The world begins at a kitchen table.
– Joy Harjo, “Perhaps the World Ends Here”

Whenever someone asks me, “What are you studying?” I always pause. Do I say Integrated Studies, see the blank look, and then wait for them to ask me what it is? Or do I just simplify things and say Cultural Studies? But of course, that answer is usually followed by more questions about what type of culture I study. Or what about Cultural Studies? These are all perfectly valid questions of course; but, after two years, even I’m not so sure how to tackle these questions with any amount of accuracy. Is this bad? Well, I don’t think so. Why? Because Integrated Studies has given me a voice. That is to say, I have found my voice, calling and passion in Integrated Studies.

While I do not recall specifically when this happened, it has happened nonetheless. Perhaps the memory of plodding through my first reading of Marx and thinking there is no way I will ever understand this remains too fresh. Really, what am/was I thinking? Karl Marx, Jean-Jacques Rousseau, Georg Wilhelm Friedrich Hegel, Friedrich Engels, Martin Heidegger, and Roland Barthes were all late great men with immensely important things to say; things I initially felt I would never be able to comprehend. And don’t get me started on trying to tackle Gayatri Chakravorty Spivak’s “Can the Subaltern Speak?” (Oh, I really must remember to finish that one.) Of course, there are others as well, some very much alive and still producing work like Stuart Hall, bell hooks, Joe Moran, Natalie Fenton, Henry Giroux, and Paula Allman (Paula Allman passed in 2011, and Stuart Hall passed in February of 2014 - Ed). There were also others I didn’t like at all, although it is possibly a good sign that I can’t recall any of their names.

I was so scared upon writing my first paper that I elicited help from a colleague and friend: something I would have never dreamed of doing before, ever. Help? I don’t need help. Well, I am glad I reached out as I learnt a lot working with her. I will forever be grateful for her patience, which must have been difficult since I had chosen to apply masculine hegemony to a modern day article. (Thankfully, she knew a little on the subject.) So with my first paper under my belt and a respectable pass I knew I was going to be all right.

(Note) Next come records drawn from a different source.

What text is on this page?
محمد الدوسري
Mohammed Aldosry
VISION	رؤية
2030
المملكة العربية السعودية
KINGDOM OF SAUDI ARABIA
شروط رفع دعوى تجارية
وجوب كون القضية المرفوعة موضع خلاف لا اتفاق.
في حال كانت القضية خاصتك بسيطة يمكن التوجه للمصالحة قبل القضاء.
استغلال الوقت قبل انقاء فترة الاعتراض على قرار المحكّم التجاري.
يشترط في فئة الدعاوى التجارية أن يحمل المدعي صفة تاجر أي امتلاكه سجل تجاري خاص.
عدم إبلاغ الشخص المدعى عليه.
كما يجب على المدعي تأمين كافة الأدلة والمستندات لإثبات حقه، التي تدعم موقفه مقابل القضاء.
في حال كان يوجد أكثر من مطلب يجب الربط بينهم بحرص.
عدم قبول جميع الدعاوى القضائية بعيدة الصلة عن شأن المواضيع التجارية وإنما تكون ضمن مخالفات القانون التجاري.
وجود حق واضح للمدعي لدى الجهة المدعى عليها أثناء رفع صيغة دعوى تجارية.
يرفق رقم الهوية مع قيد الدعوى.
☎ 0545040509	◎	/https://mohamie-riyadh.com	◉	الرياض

Yet, it wasn’t until I was reading Marx again that something clicked. I was actually understanding what I was reading and, lo and behold, I was enjoying it too. I was not only finding pleasure in what I was doing, but I was also dropping other things, like work and friends to work on assignments or postings. Furthermore, I no longer feared my courses, but rather devoured them, excitedly opening all my textbook packages, examining and reading ahead if I could. In one situation I had finished a whole book before the class had even started.

To me, Integrated Studies is my metaphor and is dependent upon me noticing things, building links, and trying to make connections. Sometimes it is things I may have known before, but wasn’t quite sure how to articulate. Other times, it may have been some point of view I hadn’t even considered; nevertheless, those old men and, of course, some women as well, have helped me find my words and voice. This is my relationship with them. They are my resources, my material, and what I use to express myself. I am no longer afraid of them. They are my friends and will remain so for many more years to come.